Another aspect of femininity that seems sanitised is Boylan’s treatment of female sexuality. Jennifer undergoes full gender reassignment surgery and is assured by the doctor that she will be ‘orgasmic’. At no point is the book heavy on sex, and so we don’t expect graphic details. We are lightly assured that she is, in fact, ‘orgasmic’ post-surgery, but that’s it. In the afterword Deirdre writes that she and Jennifer no longer have a sexual relationship, but we never fully know where Jenny is on the spectrum. I would argue that this wanting to know more isn’t gratuitous or voyeuristic as we need a way to comprehend different experiences of female sexuality.
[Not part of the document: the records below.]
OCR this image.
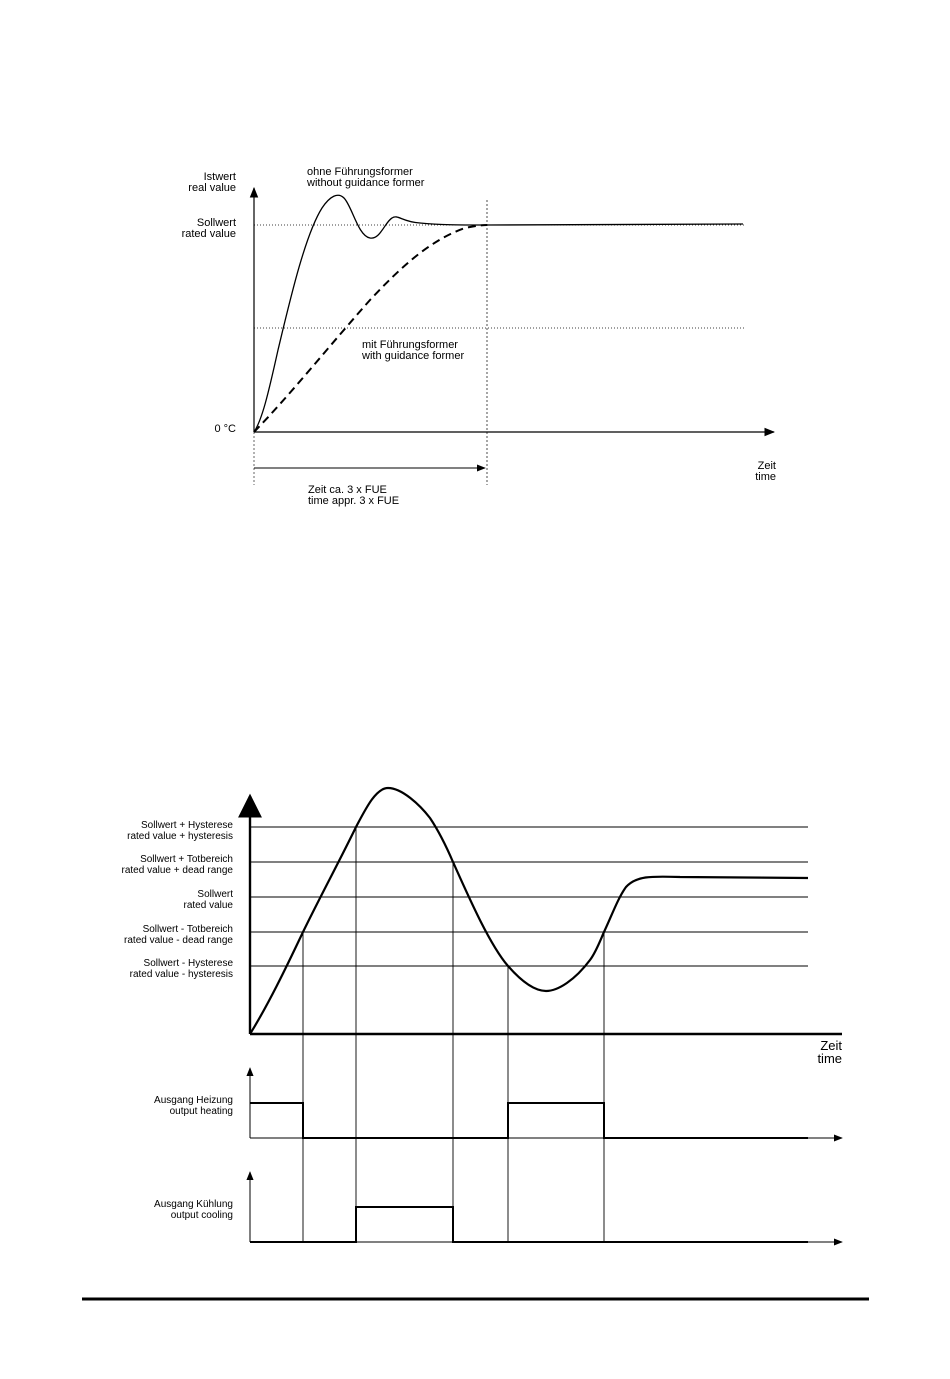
Istwert
real value
Sollwert
rated value
0 °C
ohne Führungsformer
without guidance former
mit Führungsformer
with guidance former
Zeit ca. 3 x FUE
time appr. 3 x FUE
Zeit
time
Sollwert + Hysterese
rated value + hysteresis
Sollwert + Totbereich
rated value + dead range
Sollwert
rated value
Sollwert - Totbereich
rated value - dead range
Sollwert - Hysterese
rated value - hysteresis
Zeit
time
Ausgang Heizung
output heating
Ausgang Kühlung
output cooling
Also read: A Queer Sikh Trans Man’s Story Of Transition And Community Formation

Ultimately, maybe love does change James. Grace’s love for Jennifer – regardless of who she was on the ‘outside’ – is so strong, that fifteen years after She’s Not There, they are still married. The love from her children, Rick, and her bandmates helped save her from living a falsehood. This book is required reading and a great starting point for a window into some of the realities of a trans woman’s life.